Other deaths of note


December 28, 2006

NELVA DE FALCONE, 76 Argentine activist

Nelva Mendez de Falcone, a pioneering member of an Argentine group that protested disappearances of loved ones during Argentina's "Dirty War," died Monday of a lung problem in La Plata, 30 miles southeast of the capital of Buenos Aires, her family said.

She was one of the first members of the Mothers of the Plaza de Mayo, the famous white-scarved activists who for decades have pressed to learn the fate of their children who vanished during a 1976-83 military dictatorship.

Her 16-year-old daughter, Maria Claudia Falcone, was arrested and tortured in 1976 by the military regime's security services, as were six other students accused of organizing a group demanding reduced public transportation fares. The girl and five other students remain unaccounted for and are believed to have been killed.
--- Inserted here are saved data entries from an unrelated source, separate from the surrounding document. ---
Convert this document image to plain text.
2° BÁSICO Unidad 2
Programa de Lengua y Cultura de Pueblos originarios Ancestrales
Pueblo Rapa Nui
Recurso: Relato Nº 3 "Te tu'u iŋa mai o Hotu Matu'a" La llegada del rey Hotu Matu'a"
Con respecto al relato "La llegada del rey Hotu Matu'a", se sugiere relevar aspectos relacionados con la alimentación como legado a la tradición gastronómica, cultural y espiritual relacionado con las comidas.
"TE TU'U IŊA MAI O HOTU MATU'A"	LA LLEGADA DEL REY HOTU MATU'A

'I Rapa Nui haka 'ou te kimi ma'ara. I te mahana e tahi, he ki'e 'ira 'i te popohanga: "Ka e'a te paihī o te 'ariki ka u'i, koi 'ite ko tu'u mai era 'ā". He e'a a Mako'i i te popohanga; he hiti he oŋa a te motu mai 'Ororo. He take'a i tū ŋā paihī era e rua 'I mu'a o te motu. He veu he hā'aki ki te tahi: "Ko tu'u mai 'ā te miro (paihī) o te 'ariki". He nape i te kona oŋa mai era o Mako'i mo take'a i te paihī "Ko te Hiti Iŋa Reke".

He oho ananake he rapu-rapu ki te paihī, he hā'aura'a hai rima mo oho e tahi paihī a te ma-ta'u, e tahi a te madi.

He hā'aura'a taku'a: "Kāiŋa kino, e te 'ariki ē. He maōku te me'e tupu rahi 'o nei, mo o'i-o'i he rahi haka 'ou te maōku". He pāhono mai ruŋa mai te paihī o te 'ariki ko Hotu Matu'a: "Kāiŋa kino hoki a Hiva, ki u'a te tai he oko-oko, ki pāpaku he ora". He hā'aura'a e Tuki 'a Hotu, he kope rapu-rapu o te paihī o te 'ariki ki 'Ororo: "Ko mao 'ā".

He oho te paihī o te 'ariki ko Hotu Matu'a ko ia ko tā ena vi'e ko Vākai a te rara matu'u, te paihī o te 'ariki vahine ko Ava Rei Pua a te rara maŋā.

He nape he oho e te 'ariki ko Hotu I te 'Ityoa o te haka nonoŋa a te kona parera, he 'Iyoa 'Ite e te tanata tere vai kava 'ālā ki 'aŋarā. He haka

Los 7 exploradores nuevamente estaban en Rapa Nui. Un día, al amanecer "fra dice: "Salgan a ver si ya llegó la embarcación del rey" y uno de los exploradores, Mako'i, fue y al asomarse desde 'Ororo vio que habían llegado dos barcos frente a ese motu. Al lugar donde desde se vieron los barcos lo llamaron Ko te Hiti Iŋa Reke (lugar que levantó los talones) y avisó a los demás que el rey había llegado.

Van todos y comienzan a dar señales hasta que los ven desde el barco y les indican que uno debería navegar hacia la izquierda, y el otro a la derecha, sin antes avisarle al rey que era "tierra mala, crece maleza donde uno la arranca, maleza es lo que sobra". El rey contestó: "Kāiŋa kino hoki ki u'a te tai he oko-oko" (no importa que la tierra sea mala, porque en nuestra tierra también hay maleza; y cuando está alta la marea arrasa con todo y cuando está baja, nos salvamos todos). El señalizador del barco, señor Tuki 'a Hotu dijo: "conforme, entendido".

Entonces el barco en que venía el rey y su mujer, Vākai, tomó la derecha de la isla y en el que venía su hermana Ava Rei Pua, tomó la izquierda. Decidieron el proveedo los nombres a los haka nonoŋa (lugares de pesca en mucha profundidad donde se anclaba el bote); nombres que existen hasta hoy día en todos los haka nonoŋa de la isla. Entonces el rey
In 1977, Mrs. de Falcone joined the Mothers, who had just begun weekly silent marches on the Plaza de Mayo in front of the presidential palace to demand information about their missing children. According to official figures, about 13,000 people disappeared because of the dictatorship's action against dissidents, though human rights groups put the number at 30,000.

JOHN HEATH-STUBBS, 88 Poet and translator

John Heath-Stubbs, a British poet and translator who used classical myth as an inspiration for his verse, died Tuesday at a nursing home in London. The 1973 winner of the Queen's Gold Medal for Poetry, his works included poetry, plays, criticism and translations, including The Rubaiyat of Omar Khayyam with Peter Avery in 1979.

A close friend, Guthrie McKie, said Mr. Heath-Stubbs, who slowly lost his eyesight and was blind by 1978, had been diagnosed with lung cancer this year.

Born in London, Mr. Heath-Stubbs earned a degree at Queen's College, Oxford.